Moi, citoyen – 22

24 août 2018

C’est une question, celle de l’autarcie, qui m’arrive fréquemment aux oreilles en ces temps d’accueil à la ferme. Est-ce qu’ici l’on vit en autarcie ? Entendons : ce serait fascinant, excitant… voire inspirant ! Ah bon ?

Fascinant, ce fantasme usé qui n’attendait, pour se réinventer, que le déclin des services publics et de la qualité des produits, sur fond de libéralisme économique toujours plus destructeur ?

Excitante, cette idée d’extrême droite qu’on mâchouille parfois ad nauseam entre écolos-gauchos à la vue courte et permaculturo-gagas au jusqu’au-boutisme aussi conceptuel que déraisonnable ?

Inspirante ? Sans doute… Pour les survivalistes qui se préparent à l’apocalypse en héros individualistes à la sauce hollywoodienne bas de gamme !

Pour ma part, j’ai beau avoir peur de me frotter aux autres trop souvent, j’ai bien conscience de ce que je dois à ceux et celles, très nombreux-ses, qui ont participé à faire de moi ce que je suis et à faire que j’en suis où ça me plaît d’être ; j’ai beau constater le creusement des inégalités et la mainmise des lobbies privés sur la politique, j’ai envie de vivre dans la confiance. Aussi brocardé-je quand je le peux cette nostalgie mal éclairée d’une tradition paysanne perdue pas si reluisante. C’est, me semble-t-il, en partageant biens, services et connaissances avec nos voisins et les cousins lointains des voisins de nos copains que l’on tiendra éloigné le spectre du fascisme. Et, plutôt qu’en s’acharnant (en vain) à faire tout soi-même (plus ou moins bien), c’est en appréciant le bon pain du bon boulanger et en soutenant le paysan qui offre à ses vaches de bien beaux prés qu’on se donne en partie les moyens collectivement de réinjecter de l’espoir en l’avenir…

Moi, citoyen – 14

23 avril 2018

Quand il me semble voir la droite s’exprimer chez certains écolos qui se disent de gauche…
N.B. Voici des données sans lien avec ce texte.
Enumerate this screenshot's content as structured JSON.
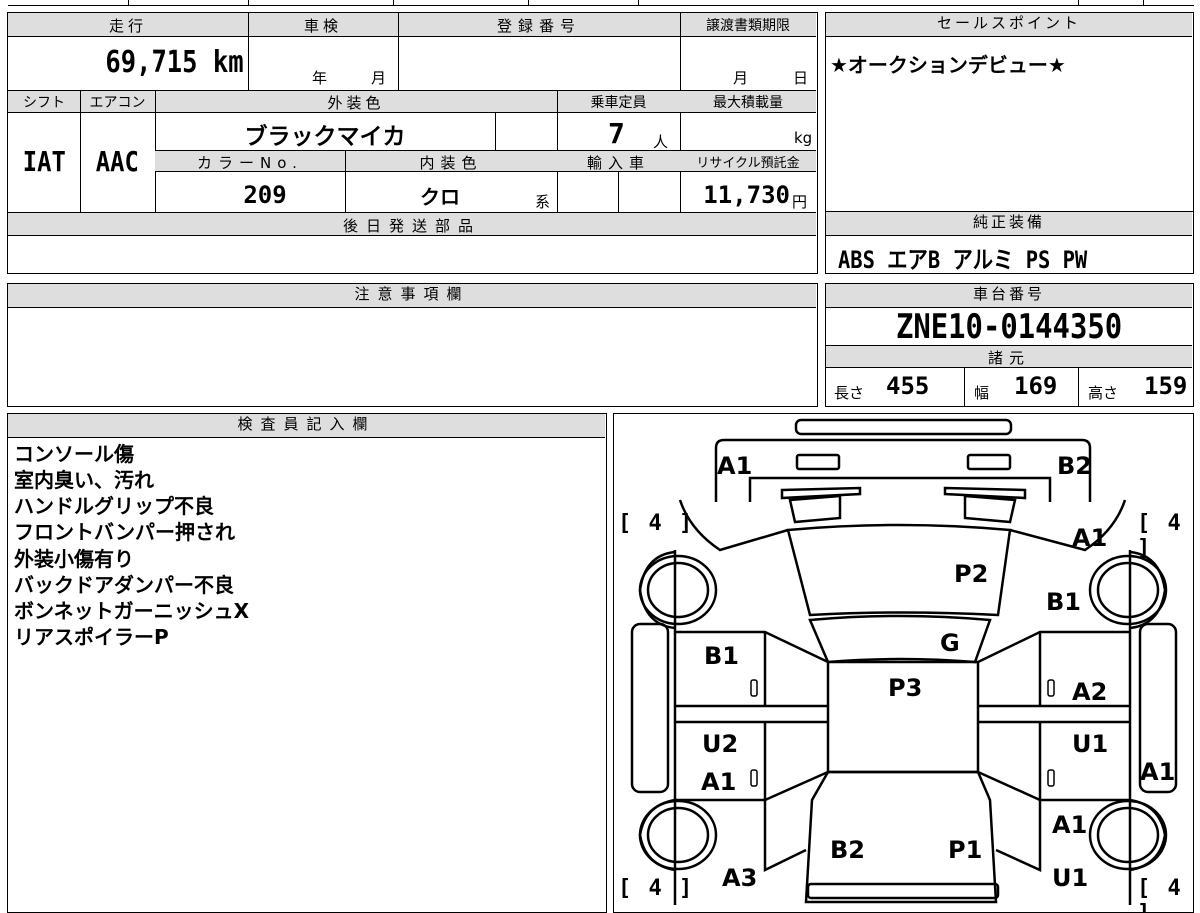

Individualisme par la focalisation sur l’idée d’autarcie, de vivre sans dépendre de personne d’autre (et au besoin, d’accumuler les outils pour satisfaire cela) ; par l’engagement auprès d’idées plus vertes seulement après avoir fait des enfants ; par le désengagement de la chose politique par défiance envers tout pouvoir qui corrompt, tout en abusant soi-même de pouvoirs, en laissant faire cela autour de soi ; par l’exhortation envers certains à (bien vouloir) se prendre en main pour pouvoir s’échapper du système ; par la fascination pour qui sait ou qui a su dépasser ses limites, sans savoir s’il a pour cela respecté les besoins et limites des autres.

Reconnaissance du travail – et de son caractère idéologique – comme valeur, et comme principal moyen de se faire une idée sur quelqu’un, mais meilleur moyen en vérité de ne pas se donner la peine d’en apprendre véritablement sur la personne.

Religiosité par la sacralisation de la Vie, comme un nouveau culte (et Pierre Rabhi comme un nouveau pape) ; par le refuge dans l’une ou l’autre spiritualité ou croyance alternative quand la science ne résout pas tout et que son usage par une catégorie de personnes fait peur, quand la norme est porteuse de tant de dysfonctionnements plus ou moins dévastateurs.

Libéralisme par le vœu de liberté sans borne pour tous les animaux, plutôt que socialisme par les soins qui vont avec l’élevage.

Obsession du local (contre ce qui n’est pas « de pays ») qui, quoique bien intentionnée, séduit aussi les chauvins. Ils profiteront de ce parti-pris pour mieux cracher sur le bio, au prétexte qu’il vient parfois de loin.

… Qu’est-ce que tout ça raconte ?

Que rien n’est jamais bien tranché et qu’il ne faut sans doute pas se rêver trop purs… (que la pureté a peut-être quelque chose d’une idée de droite d’ailleurs) ?

Mais qu’il est bon également de croire en sa marge de progrès… (et que croire également en celle des autres – amis comme ennemis – est peut-être bien une idée de gauche à se permettre) ?

J’essaie d’être lucide sur la droite en moi, sur ce qu’il y a à changer et ce qu’il me faut accepter aussi comme traits de caractère. Aussi fais-je le petit effort désormais de considérer mes allers-retours entre repli sur soi et générosité comme une respiration nécessaire ; l’individualisme (pour ne pas dire égoïsme) et l’altruisme comme deux faces d’une même pièce ; le respect du premier, par périodes, comme nécessaire condition de réalisation du second sur le temps long ; l’écoute de ce rythme personnel, au fond, comme une chance de pérennisation de mon instinct de vie.